Kushner Cos. hastily issued an apology. "Ms. Meyer wanted to make clear that her brother had stepped away from the company in January and has nothing to do with this project," the firm said in a statement. But the damage was done. Fulop had already announced on Facebook that he had dropped his support for the tax abatement and other state and municipal subsidies.
Kushner Cos. also withdrew its application to develop the 100-acre housing tract for Orthodox Jews.
The China episode cast a spotlight on the Kushners' use of the federal visa program known as EB-5, which was designed to attract foreign investment to economically depressed areas by offering green cards to people who invest at least $500,000 in places where the unemployment rate is at least one and a half times the national average.
The Kushners were seeking additional financing to expand their 50-story luxury compound, Trump Bay Street, in one of Jersey City's most prosperous neighborhoods. The property is just a few blocks from the Hudson River and caters to young Wall Street professionals and tech workers. The cheapest apartment rents for $2,795 a month.
To qualify for the foreign investment program, which would allow them to borrow cheaply, the Kushners submitted a map that linked the upscale neighborhood to poor census tracts up to four miles away.

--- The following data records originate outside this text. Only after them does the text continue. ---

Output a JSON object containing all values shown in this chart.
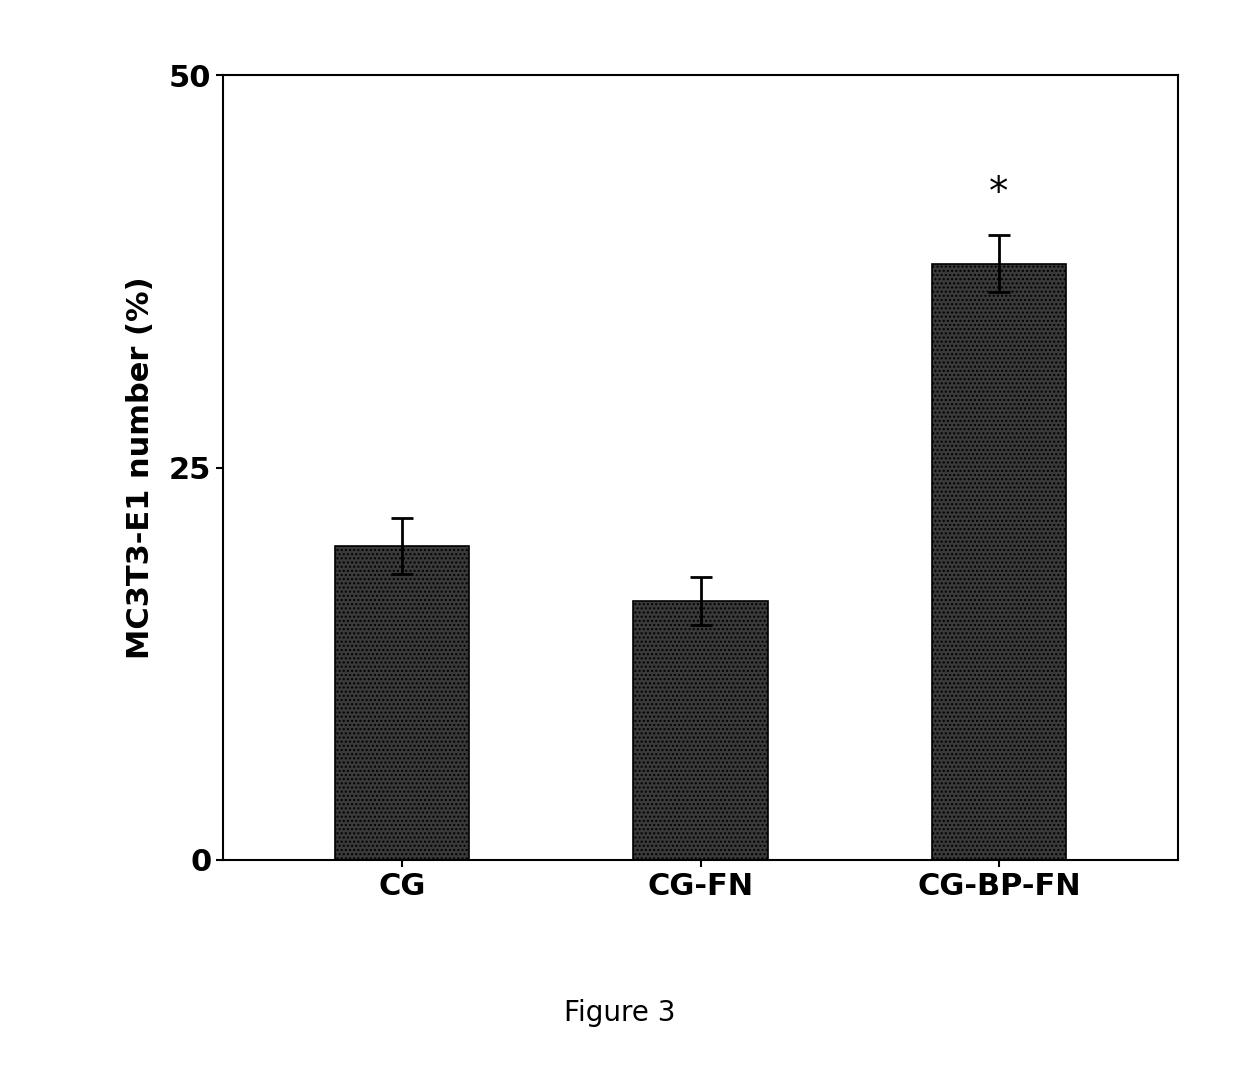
{
  "categories": [
    "CG",
    "CG-FN",
    "CG-BP-FN"
  ],
  "values": [
    20.0,
    16.5,
    38.0
  ],
  "errors": [
    1.8,
    1.5,
    1.8
  ],
  "bar_color": "#3a3a3a",
  "bar_width": 0.45,
  "ylim": [
    0,
    50
  ],
  "yticks": [
    0,
    25,
    50
  ],
  "ylabel": "MC3T3-E1 number (%)",
  "xlabel": "",
  "figure_label": "Figure 3",
  "significant_bar": 2,
  "asterisk_text": "*",
  "background_color": "#ffffff",
  "ylabel_fontsize": 22,
  "tick_fontsize": 22,
  "xlabel_fontsize": 22,
  "figure_label_fontsize": 20,
  "bar_edge_color": "#000000",
  "hatch": "...."
}
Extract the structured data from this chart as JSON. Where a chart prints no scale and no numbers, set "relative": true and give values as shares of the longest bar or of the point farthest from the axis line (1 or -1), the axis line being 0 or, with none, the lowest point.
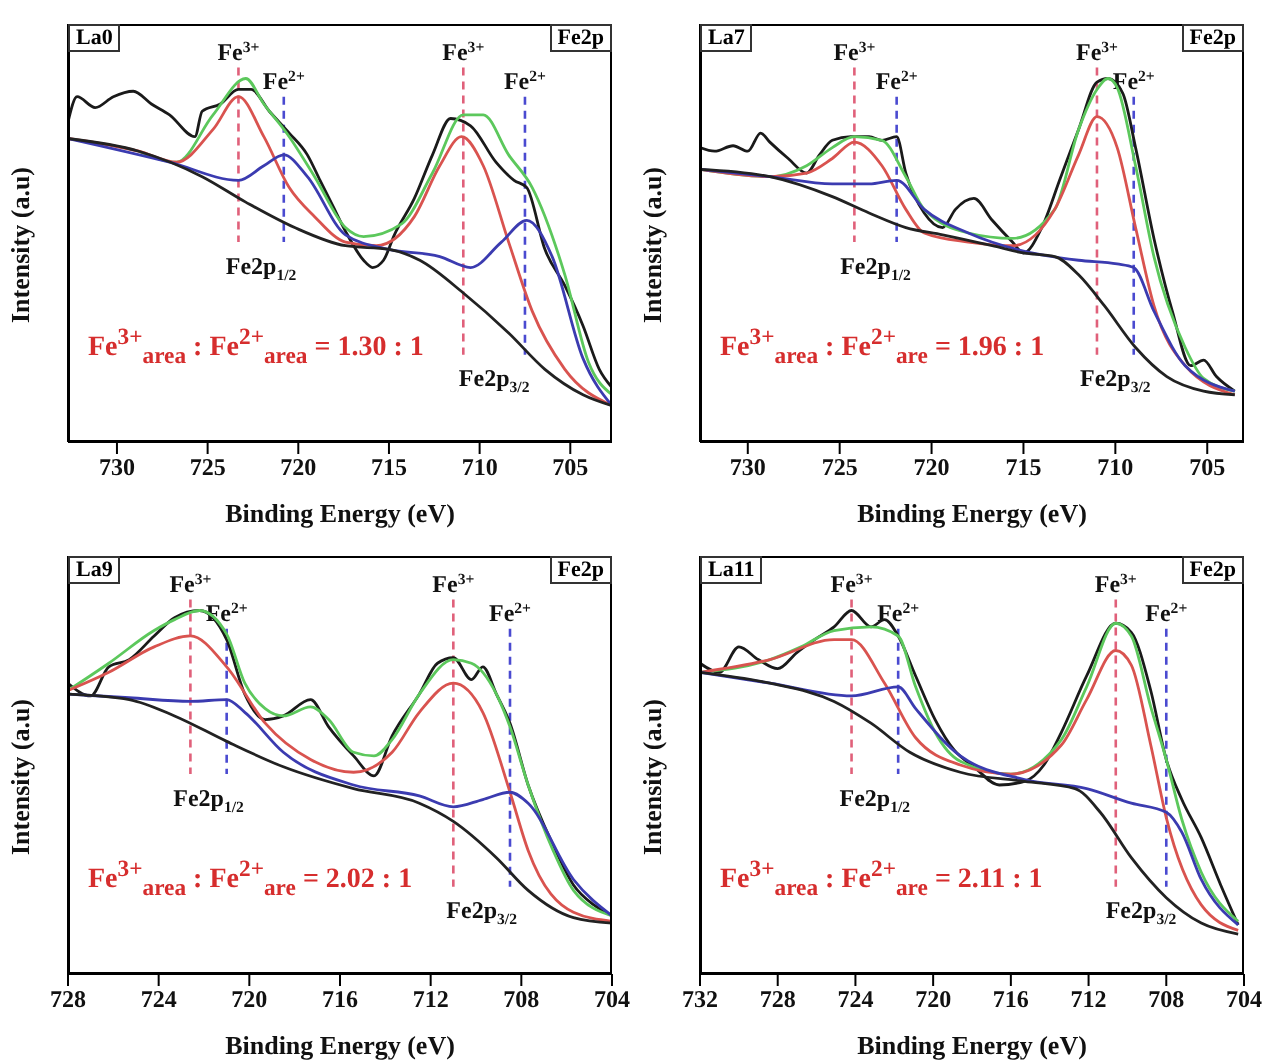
{
  "chart_data": [
    {
      "type": "line",
      "title": "La0",
      "subtitle": "Fe2p",
      "xlabel": "Binding Energy (eV)",
      "ylabel": "Intensity (a.u)",
      "relative": true,
      "xlim": [
        732.7,
        702.7
      ],
      "xticks": [
        730,
        725,
        720,
        715,
        710,
        705
      ],
      "series": [
        {
          "color": "#1a1a1a",
          "x": [
            732.7,
            732.2,
            731.2,
            730.2,
            729.1,
            728.1,
            727.1,
            725.7,
            725.3,
            724.3,
            723.3,
            722.6,
            721.6,
            720.5,
            719.5,
            718.8,
            718.1,
            717.4,
            716.4,
            715.9,
            715.3,
            714.7,
            713.6,
            712.6,
            711.6,
            710.5,
            709.1,
            708.1,
            707.4,
            706.4,
            705.3,
            704.3,
            703.4,
            702.7
          ],
          "values": [
            0.88,
            0.95,
            0.92,
            0.95,
            0.965,
            0.93,
            0.9,
            0.84,
            0.91,
            0.93,
            0.97,
            0.97,
            0.91,
            0.85,
            0.79,
            0.72,
            0.65,
            0.58,
            0.5,
            0.48,
            0.5,
            0.57,
            0.67,
            0.79,
            0.89,
            0.87,
            0.77,
            0.72,
            0.7,
            0.53,
            0.43,
            0.32,
            0.2,
            0.15
          ]
        },
        {
          "color": "#5cc85c",
          "x": [
            728.8,
            726.7,
            724.7,
            722.9,
            721.9,
            720.5,
            719.1,
            717.4,
            716.4,
            714.3,
            712.6,
            710.9,
            709.8,
            708.4,
            707.1,
            705.3,
            704.0,
            702.7
          ],
          "values": [
            0.8,
            0.77,
            0.9,
            1.0,
            0.93,
            0.84,
            0.73,
            0.59,
            0.565,
            0.6,
            0.74,
            0.9,
            0.9,
            0.79,
            0.7,
            0.46,
            0.22,
            0.13
          ]
        },
        {
          "color": "#d9534f",
          "x": [
            732.7,
            728.8,
            726.7,
            724.7,
            723.3,
            721.9,
            720.5,
            719.1,
            717.4,
            715.7,
            713.6,
            712.2,
            711.0,
            709.8,
            708.4,
            707.1,
            705.3,
            702.7
          ],
          "values": [
            0.835,
            0.8,
            0.77,
            0.86,
            0.95,
            0.84,
            0.7,
            0.62,
            0.55,
            0.54,
            0.62,
            0.76,
            0.84,
            0.76,
            0.55,
            0.36,
            0.2,
            0.1
          ]
        },
        {
          "color": "#3b3bb0",
          "x": [
            732.7,
            727.1,
            723.3,
            721.9,
            720.8,
            719.5,
            717.4,
            715.0,
            712.2,
            710.5,
            708.8,
            707.4,
            706.0,
            704.3,
            702.7
          ],
          "values": [
            0.835,
            0.77,
            0.72,
            0.76,
            0.79,
            0.73,
            0.57,
            0.53,
            0.51,
            0.48,
            0.55,
            0.61,
            0.51,
            0.23,
            0.1
          ]
        },
        {
          "color": "#222222",
          "x": [
            732.7,
            728.8,
            725.3,
            722.9,
            720.2,
            717.4,
            715.0,
            713.3,
            710.9,
            708.4,
            706.4,
            704.3,
            702.7
          ],
          "values": [
            0.835,
            0.8,
            0.73,
            0.66,
            0.59,
            0.54,
            0.53,
            0.5,
            0.41,
            0.3,
            0.2,
            0.13,
            0.1
          ]
        }
      ],
      "ref_lines": [
        {
          "axis": "x",
          "value": 723.3,
          "label": "Fe$^{3+}$",
          "color": "#e0607a",
          "line_style": "dashed"
        },
        {
          "axis": "x",
          "value": 720.8,
          "label": "Fe$^{2+}$",
          "color": "#4a4ad0",
          "line_style": "dashed"
        },
        {
          "axis": "x",
          "value": 710.9,
          "label": "Fe$^{3+}$",
          "color": "#e0607a",
          "line_style": "dashed"
        },
        {
          "axis": "x",
          "value": 707.5,
          "label": "Fe$^{2+}$",
          "color": "#4a4ad0",
          "line_style": "dashed"
        }
      ],
      "annotations": [
        "Fe$^{3+}$$_{area}$ : Fe$^{2+}$$_{area}$ = 1.30 : 1",
        "Fe2p$_{1/2}$",
        "Fe2p$_{3/2}$"
      ]
    },
    {
      "type": "line",
      "title": "La7",
      "subtitle": "Fe2p",
      "xlabel": "Binding Energy (eV)",
      "ylabel": "Intensity (a.u)",
      "relative": true,
      "xlim": [
        732.6,
        703.0
      ],
      "xticks": [
        730,
        725,
        720,
        715,
        710,
        705
      ],
      "series": [
        {
          "color": "#1a1a1a",
          "x": [
            732.6,
            731.8,
            730.8,
            730.0,
            729.3,
            728.8,
            727.8,
            726.8,
            726.1,
            725.4,
            724.4,
            723.4,
            722.7,
            721.9,
            721.4,
            720.4,
            719.4,
            718.7,
            717.7,
            716.7,
            715.6,
            715.0,
            714.0,
            713.0,
            712.0,
            711.0,
            710.4,
            709.6,
            708.9,
            707.9,
            706.9,
            705.9,
            705.2,
            704.5,
            703.5
          ],
          "values": [
            0.81,
            0.8,
            0.815,
            0.8,
            0.85,
            0.825,
            0.78,
            0.74,
            0.79,
            0.83,
            0.84,
            0.84,
            0.83,
            0.84,
            0.74,
            0.63,
            0.59,
            0.64,
            0.67,
            0.61,
            0.55,
            0.52,
            0.59,
            0.725,
            0.86,
            0.99,
            1.0,
            0.96,
            0.81,
            0.56,
            0.36,
            0.21,
            0.225,
            0.18,
            0.14
          ]
        },
        {
          "color": "#5cc85c",
          "x": [
            732.6,
            728.8,
            726.8,
            725.4,
            724.2,
            722.7,
            721.4,
            720.4,
            718.0,
            715.6,
            713.3,
            712.0,
            711.0,
            710.4,
            709.9,
            708.9,
            707.9,
            706.2,
            705.2,
            703.5
          ],
          "values": [
            0.75,
            0.73,
            0.76,
            0.81,
            0.84,
            0.83,
            0.73,
            0.64,
            0.575,
            0.56,
            0.64,
            0.86,
            0.97,
            1.0,
            0.975,
            0.76,
            0.51,
            0.26,
            0.175,
            0.14
          ]
        },
        {
          "color": "#d9534f",
          "x": [
            732.6,
            728.8,
            726.8,
            725.4,
            724.2,
            722.7,
            721.4,
            720.4,
            718.0,
            715.6,
            713.3,
            712.0,
            711.0,
            709.9,
            708.9,
            707.9,
            706.2,
            703.5
          ],
          "values": [
            0.75,
            0.73,
            0.74,
            0.78,
            0.825,
            0.76,
            0.64,
            0.575,
            0.55,
            0.54,
            0.64,
            0.79,
            0.895,
            0.81,
            0.59,
            0.375,
            0.21,
            0.13
          ]
        },
        {
          "color": "#3b3bb0",
          "x": [
            732.6,
            728.8,
            725.4,
            723.4,
            721.9,
            720.4,
            718.0,
            715.0,
            712.0,
            709.9,
            709.0,
            707.9,
            706.2,
            703.5
          ],
          "values": [
            0.75,
            0.73,
            0.71,
            0.71,
            0.72,
            0.64,
            0.575,
            0.525,
            0.5,
            0.49,
            0.48,
            0.36,
            0.21,
            0.14
          ]
        },
        {
          "color": "#222222",
          "x": [
            732.6,
            728.8,
            725.4,
            723.4,
            721.4,
            719.4,
            716.7,
            715.0,
            713.3,
            712.0,
            710.6,
            708.9,
            707.2,
            705.2,
            703.5
          ],
          "values": [
            0.75,
            0.73,
            0.675,
            0.63,
            0.59,
            0.57,
            0.54,
            0.52,
            0.51,
            0.46,
            0.375,
            0.26,
            0.18,
            0.14,
            0.13
          ]
        }
      ],
      "ref_lines": [
        {
          "axis": "x",
          "value": 724.2,
          "label": "Fe$^{3+}$",
          "color": "#e0607a",
          "line_style": "dashed"
        },
        {
          "axis": "x",
          "value": 721.9,
          "label": "Fe$^{2+}$",
          "color": "#4a4ad0",
          "line_style": "dashed"
        },
        {
          "axis": "x",
          "value": 711.0,
          "label": "Fe$^{3+}$",
          "color": "#e0607a",
          "line_style": "dashed"
        },
        {
          "axis": "x",
          "value": 709.0,
          "label": "Fe$^{2+}$",
          "color": "#4a4ad0",
          "line_style": "dashed"
        }
      ],
      "annotations": [
        "Fe$^{3+}$$_{area}$ : Fe$^{2+}$$_{are}$ = 1.96 : 1",
        "Fe2p$_{1/2}$",
        "Fe2p$_{3/2}$"
      ]
    },
    {
      "type": "line",
      "title": "La9",
      "subtitle": "Fe2p",
      "xlabel": "Binding Energy (eV)",
      "ylabel": "Intensity (a.u)",
      "relative": true,
      "xlim": [
        728,
        704
      ],
      "xticks": [
        728,
        724,
        720,
        716,
        712,
        708,
        704
      ],
      "series": [
        {
          "color": "#1a1a1a",
          "x": [
            728.0,
            727.0,
            726.2,
            725.3,
            724.2,
            723.3,
            722.2,
            721.0,
            720.2,
            719.3,
            718.5,
            717.3,
            716.5,
            715.4,
            714.5,
            713.7,
            712.5,
            711.7,
            711.0,
            710.2,
            709.7,
            709.1,
            708.5,
            707.7,
            706.6,
            705.7,
            704.8,
            704.0
          ],
          "values": [
            0.8,
            0.765,
            0.845,
            0.865,
            0.93,
            0.98,
            1.0,
            0.92,
            0.77,
            0.7,
            0.71,
            0.755,
            0.68,
            0.6,
            0.545,
            0.655,
            0.77,
            0.855,
            0.87,
            0.81,
            0.845,
            0.77,
            0.69,
            0.52,
            0.355,
            0.245,
            0.19,
            0.16
          ]
        },
        {
          "color": "#5cc85c",
          "x": [
            728.0,
            726.2,
            724.2,
            723.3,
            722.2,
            721.0,
            720.2,
            719.3,
            718.5,
            717.3,
            716.5,
            715.4,
            714.5,
            713.7,
            712.5,
            711.0,
            710.2,
            709.1,
            708.5,
            707.7,
            706.6,
            705.7,
            704.0
          ],
          "values": [
            0.78,
            0.855,
            0.945,
            0.975,
            1.0,
            0.935,
            0.8,
            0.73,
            0.71,
            0.735,
            0.7,
            0.61,
            0.6,
            0.645,
            0.77,
            0.865,
            0.855,
            0.77,
            0.68,
            0.52,
            0.34,
            0.23,
            0.16
          ]
        },
        {
          "color": "#d9534f",
          "x": [
            728.0,
            726.2,
            724.2,
            722.6,
            721.0,
            719.3,
            717.3,
            715.4,
            713.7,
            712.5,
            711.0,
            709.7,
            708.5,
            707.7,
            705.7,
            704.0
          ],
          "values": [
            0.78,
            0.83,
            0.9,
            0.93,
            0.845,
            0.69,
            0.59,
            0.555,
            0.61,
            0.72,
            0.8,
            0.72,
            0.5,
            0.34,
            0.17,
            0.145
          ]
        },
        {
          "color": "#3b3bb0",
          "x": [
            728.0,
            725.3,
            722.6,
            721.0,
            720.2,
            718.5,
            715.4,
            712.5,
            711.0,
            709.7,
            708.5,
            707.7,
            705.7,
            704.0
          ],
          "values": [
            0.77,
            0.76,
            0.75,
            0.755,
            0.72,
            0.61,
            0.52,
            0.49,
            0.46,
            0.48,
            0.5,
            0.47,
            0.26,
            0.16
          ]
        },
        {
          "color": "#222222",
          "x": [
            728.0,
            725.3,
            723.3,
            721.0,
            718.5,
            715.4,
            712.5,
            711.0,
            709.1,
            707.7,
            705.7,
            704.0
          ],
          "values": [
            0.77,
            0.755,
            0.71,
            0.64,
            0.57,
            0.51,
            0.47,
            0.42,
            0.32,
            0.23,
            0.155,
            0.14
          ]
        }
      ],
      "ref_lines": [
        {
          "axis": "x",
          "value": 722.6,
          "label": "Fe$^{3+}$",
          "color": "#e0607a",
          "line_style": "dashed"
        },
        {
          "axis": "x",
          "value": 721.0,
          "label": "Fe$^{2+}$",
          "color": "#4a4ad0",
          "line_style": "dashed"
        },
        {
          "axis": "x",
          "value": 711.0,
          "label": "Fe$^{3+}$",
          "color": "#e0607a",
          "line_style": "dashed"
        },
        {
          "axis": "x",
          "value": 708.5,
          "label": "Fe$^{2+}$",
          "color": "#4a4ad0",
          "line_style": "dashed"
        }
      ],
      "annotations": [
        "Fe$^{3+}$$_{area}$ : Fe$^{2+}$$_{are}$ = 2.02 : 1",
        "Fe2p$_{1/2}$",
        "Fe2p$_{3/2}$"
      ]
    },
    {
      "type": "line",
      "title": "La11",
      "subtitle": "Fe2p",
      "xlabel": "Binding Energy (eV)",
      "ylabel": "Intensity (a.u)",
      "relative": true,
      "xlim": [
        732,
        704
      ],
      "xticks": [
        732,
        728,
        724,
        720,
        716,
        712,
        708,
        704
      ],
      "series": [
        {
          "color": "#1a1a1a",
          "x": [
            732.0,
            731.0,
            730.0,
            729.0,
            728.0,
            727.0,
            726.1,
            725.1,
            724.2,
            723.2,
            722.5,
            721.8,
            720.9,
            719.9,
            718.9,
            717.9,
            716.6,
            715.3,
            714.3,
            713.4,
            712.1,
            710.6,
            709.8,
            708.8,
            708.0,
            707.2,
            706.2,
            705.2,
            704.3
          ],
          "values": [
            0.855,
            0.83,
            0.9,
            0.865,
            0.84,
            0.885,
            0.92,
            0.955,
            1.0,
            0.955,
            0.975,
            0.93,
            0.82,
            0.7,
            0.615,
            0.57,
            0.52,
            0.53,
            0.575,
            0.665,
            0.82,
            0.965,
            0.94,
            0.78,
            0.59,
            0.48,
            0.375,
            0.245,
            0.135
          ]
        },
        {
          "color": "#5cc85c",
          "x": [
            732.0,
            728.4,
            726.8,
            725.1,
            723.2,
            721.8,
            720.9,
            719.9,
            718.6,
            716.0,
            713.4,
            712.1,
            710.6,
            709.8,
            708.8,
            708.0,
            707.2,
            706.2,
            704.3
          ],
          "values": [
            0.83,
            0.865,
            0.9,
            0.945,
            0.955,
            0.93,
            0.79,
            0.665,
            0.585,
            0.55,
            0.645,
            0.79,
            0.965,
            0.93,
            0.735,
            0.59,
            0.425,
            0.28,
            0.145
          ]
        },
        {
          "color": "#d9534f",
          "x": [
            732.0,
            728.4,
            725.1,
            724.2,
            722.5,
            720.9,
            718.6,
            716.0,
            713.4,
            712.1,
            710.6,
            709.8,
            708.8,
            708.0,
            706.2,
            704.3
          ],
          "values": [
            0.83,
            0.865,
            0.92,
            0.92,
            0.8,
            0.65,
            0.575,
            0.55,
            0.63,
            0.755,
            0.89,
            0.85,
            0.63,
            0.43,
            0.19,
            0.12
          ]
        },
        {
          "color": "#3b3bb0",
          "x": [
            732.0,
            728.4,
            724.2,
            721.8,
            720.9,
            718.6,
            715.3,
            712.1,
            709.8,
            708.0,
            707.2,
            706.2,
            704.3
          ],
          "values": [
            0.83,
            0.8,
            0.765,
            0.79,
            0.73,
            0.6,
            0.535,
            0.51,
            0.47,
            0.445,
            0.39,
            0.26,
            0.135
          ]
        },
        {
          "color": "#222222",
          "x": [
            732.0,
            728.4,
            725.1,
            723.2,
            721.2,
            718.6,
            715.3,
            712.7,
            711.4,
            709.8,
            708.0,
            706.2,
            704.3
          ],
          "values": [
            0.83,
            0.8,
            0.75,
            0.69,
            0.61,
            0.555,
            0.53,
            0.51,
            0.445,
            0.32,
            0.21,
            0.14,
            0.11
          ]
        }
      ],
      "ref_lines": [
        {
          "axis": "x",
          "value": 724.2,
          "label": "Fe$^{3+}$",
          "color": "#e0607a",
          "line_style": "dashed"
        },
        {
          "axis": "x",
          "value": 721.8,
          "label": "Fe$^{2+}$",
          "color": "#4a4ad0",
          "line_style": "dashed"
        },
        {
          "axis": "x",
          "value": 710.6,
          "label": "Fe$^{3+}$",
          "color": "#e0607a",
          "line_style": "dashed"
        },
        {
          "axis": "x",
          "value": 708.0,
          "label": "Fe$^{2+}$",
          "color": "#4a4ad0",
          "line_style": "dashed"
        }
      ],
      "annotations": [
        "Fe$^{3+}$$_{area}$ : Fe$^{2+}$$_{are}$ = 2.11 : 1",
        "Fe2p$_{1/2}$",
        "Fe2p$_{3/2}$"
      ]
    }
  ]
}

"There are many distressed urban neighborhood in this city that need development, but not this one," said James Solomon, a political scientist who lives in Jersey City and is one of the organizers of a group called Evict Trump-Kushner from Jersey City. "They gerrymandered the documents to make it look like there was high unemployment."
Gary Friedland, an expert in real estate finance at New York University who has called for reforms in the EB-5 program, said the manipulation of census tracts was so common that "if it was not the Kushners, you wouldn't be writing about" it.
Still, he added, "It is an abuse of the whole concept of the program. This special incentive was supposed to be reserved for areas that cannot attract conventional capital, particularly rural areas and distressed inner cities."
Such abuses have led to a bipartisan drive in Congress to abolish or reform the EB-5 program, but the president extended the program in May when he signed legislation to fund the federal government until September.
Ethics watchdogs complain that conflicts of interest are inevitable because members of the first family haven't adequately separated themselves from their business interests.
Kushner has not entirely divested his portfolio, but has sold it to a family trust. And he still owns interests in several Jersey City projects, including the headquarters of the local newspaper, the Jersey Journal, and Trump Bay Street. With that development, the Kushners are in the process of trying to raise $250 million in financing to pay off the construction loan and the Chinese investors, which might mean tapping international lenders.
"Members of the Trump family are going to have to take remedial steps (to divest), and until they do, it is going to be a source of controversy for all of them — the president, daughter and her husband. It casts a pall over every decision they make," said Norman Eisen, a former White House ethics czar who runs Citizens for Responsibility and Ethics in Washington.